Efficience des stratégies de notification des partenaires exposés à une ITSS : que dit la littérature récente?

Une synthèse des connaissances de l’INSPQ souligne l’importance d’adapter l’intervention au contexte et met en lumière l’efficacité et l’acceptabilité des approches traditionnelles et numériques utilisées pour la notification des partenaires. 

La notification des partenaires d’une personne ayant reçu un résultat positif à une infection transmissible sexuellement et par le sang (ITSS) est une intervention essentielle de santé publique.
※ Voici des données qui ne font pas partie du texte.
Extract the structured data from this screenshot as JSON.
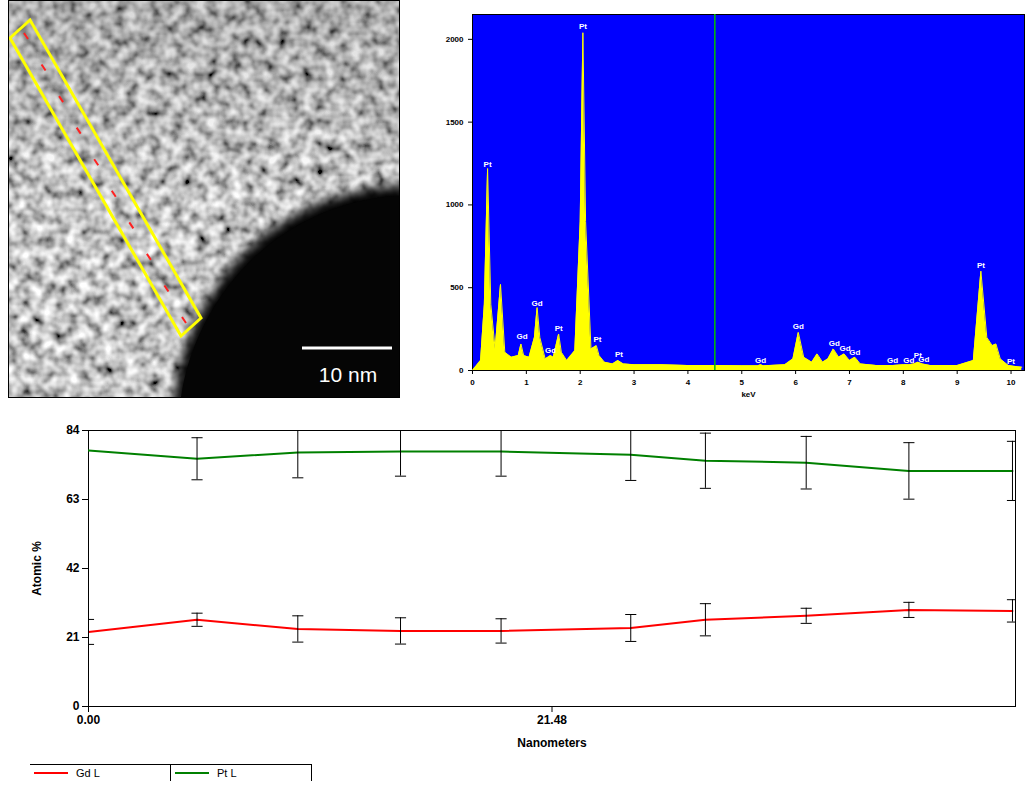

Elle favorise le dépistage précoce, contribue à briser la chaîne de transmission et permet de réduire les conséquences sur la santé des individus.

Dans un contexte marqué par une hausse des ITSS au Québec, des ressources humaines limitées et des pratiques régionales variables, l’Institut national de santé publique du Québec (INSPQ) a réalisé une synthèse de connaissances de type revue des revues. Celle-ci vise à actualiser les données sur l’efficience des stratégies de notification pour joindre, notifier, dépister et traiter les partenaires, ainsi que sur leur acceptabilité.

Deux catégories de stratégies de notification identifiées dans la littérature

Les méthodes traditionnelles comprennent la notification en face à face ou par appel téléphonique, effectuée par la personne atteinte ou par le personnel clinique ou de santé publique. 

Bien qu’elles demandent un investissement de temps et de ressources humaines possiblement important, les données indiquent qu’elles permettent de joindre, notifier, dépister et traiter un plus grand nombre de partenaires. Elles sont aussi généralement bien acceptées.

Les méthodes numériques incluent la notification par les plateformes Web (permettant la notification anonyme), les courriels, les messages textes et les applications mobiles/réseaux sociaux. 

Les données montrent que, malgré de l’innovation limitée au cours de la dernière décennie et une acceptabilité variable, ces méthodes constituent des stratégies légitimes présentant un potentiel d’efficience. Elles peuvent être utilisées seules ou en complément des approches traditionnelles, notamment pour des situations moins prioritaires ou lorsque les méthodes classiques échouent. Elles offrent aussi la possibilité de joindre des partenaires difficiles à retracer, de réengager des personnes dans le système de santé et de transmettre rapidement de l’information pertinente. Toutefois, des enjeux liés à la confidentialité sont soulevés.

La clé : l’adaptation aux contextes d’intervention et aux individus

Les données démontrent que l’efficacité et l’acceptabilité de la notification des partenaires dépendent fortement du contexte. Ceci exige d’adapter les stratégies aux préférences de la personne ayant reçu un résultat positif, aux caractéristiques de la population à laquelle elle appartient, au type de partenaire ou à la nature de la relation, ainsi qu’à l’ITSS en cause.

À la lumière de ces éléments, la systématisation des pratiques ne constitue pas une solution optimale. La diversité des situations requiert plutôt une approche flexible. Cette synthèse des connaissances soutient l’idée d’un « panier d’options » permettant au personnel clinique et de santé publique d’utiliser la stratégie la plus adaptée au contexte et d’en maximiser l’efficacité et l’acceptabilité, en fonction des réalités et exigences de son milieu. 

Cette publication de l’INSPQ éclaire et soutient les interventions du personnel clinique et de santé publique et ne constitue ni un guide de pratique ni un avis scientifique avec des recommandations.